(1.) The petitioner, hereinafter referred to as "the accused" has been convicted by the learned Sessions Judge of Nasik in Sessions Case No. 76 of 1981 for offences punishable under sections 366 and 376 of the Indian Penal Code. He has also been convicted for the offence punishable under section 363 of the Indian Penal Code, though no separate sentence was awarded for the same. Technically, this order of conviction under section 363 of the Indian Penal Code is incorrect because the offence under section 366 is a larger one embracing the offence under section 363. Along with the accused another person named Sulbha was also put up for trial for offences punishable under the same sections, but read with section 34. She has, however, been acquitted. The order of the learned Sessions Judge convicting the accused and acquitting the other accused, Sulbha is of 23rd of October, 1981.

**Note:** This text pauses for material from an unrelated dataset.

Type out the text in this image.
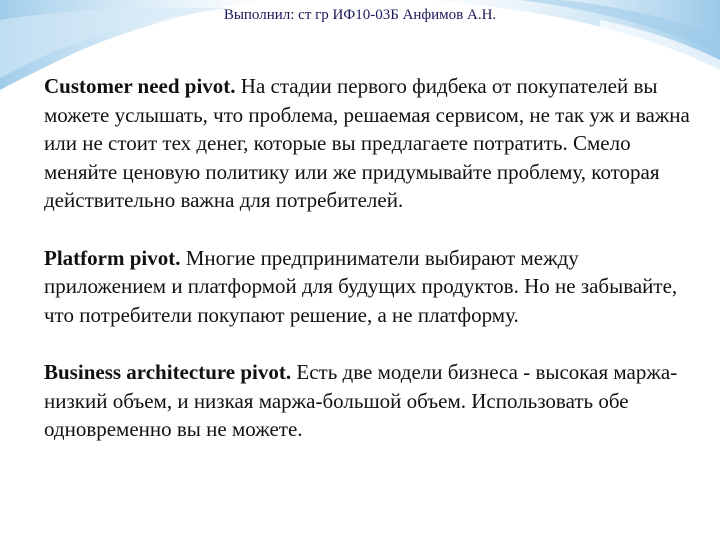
Выполнил: ст гр ИФ10-03Б Анфимов А.Н.

Customer need pivot. На стадии первого фидбека от покупателей вы можете услышать, что проблема, решаемая сервисом, не так уж и важна или не стоит тех денег, которые вы предлагаете потратить. Смело меняйте ценовую политику или же придумывайте проблему, которая действительно важна для потребителей.

Platform pivot. Многие предприниматели выбирают между приложением и платформой для будущих продуктов. Но не забывайте, что потребители покупают решение, а не платформу.

Business architecture pivot. Есть две модели бизнеса - высокая маржа-низкий объем, и низкая маржа-большой объем. Использовать обе одновременно вы не можете.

(2.) . Aggrieved by the said order of conviction, the accused has preferred Criminal Revision Application No. 780 of 1981 because the sentence awarded by the learned Sessions Judge is not appealable. This Court has issued a notice of enhancement, which is being treated as Criminal Revision Application No. 350 of 1982.
(3.) The facts leading to the prosecution have been set out in sufficient details in the judgment of the Court below and it is not necessary for me to refer to the same. However, the prosecution case may be briefly stated. The accused and the prosecutrix, a girl called Namrata, were taking private tutions in a coaching class known as Yeshwant Classes. They came in close contact with each other and, according to the prosecution, the accused promised to marry the prosecutrix, as a result of which she was induced to leave her parental house an 16th of March, 1979. Therefore both the accused and the prosecutrix, says the prosecution, stayed in a house at Nasik, which seems to have been used as a lodging house, and the accused has sexual intercourse with her in that house. Thereafter both the accused and the prosecutrix made their way to Bombay where they stayed with the maternal uncle of the accused upto 23rd of March, 1979. The evidence discloses that on that day the parents of the accused came to Bombay and both the accused and the prosecutrix returned to Nasik, where the accused was put under arrest and later prosecuted for the offences as mentioned above.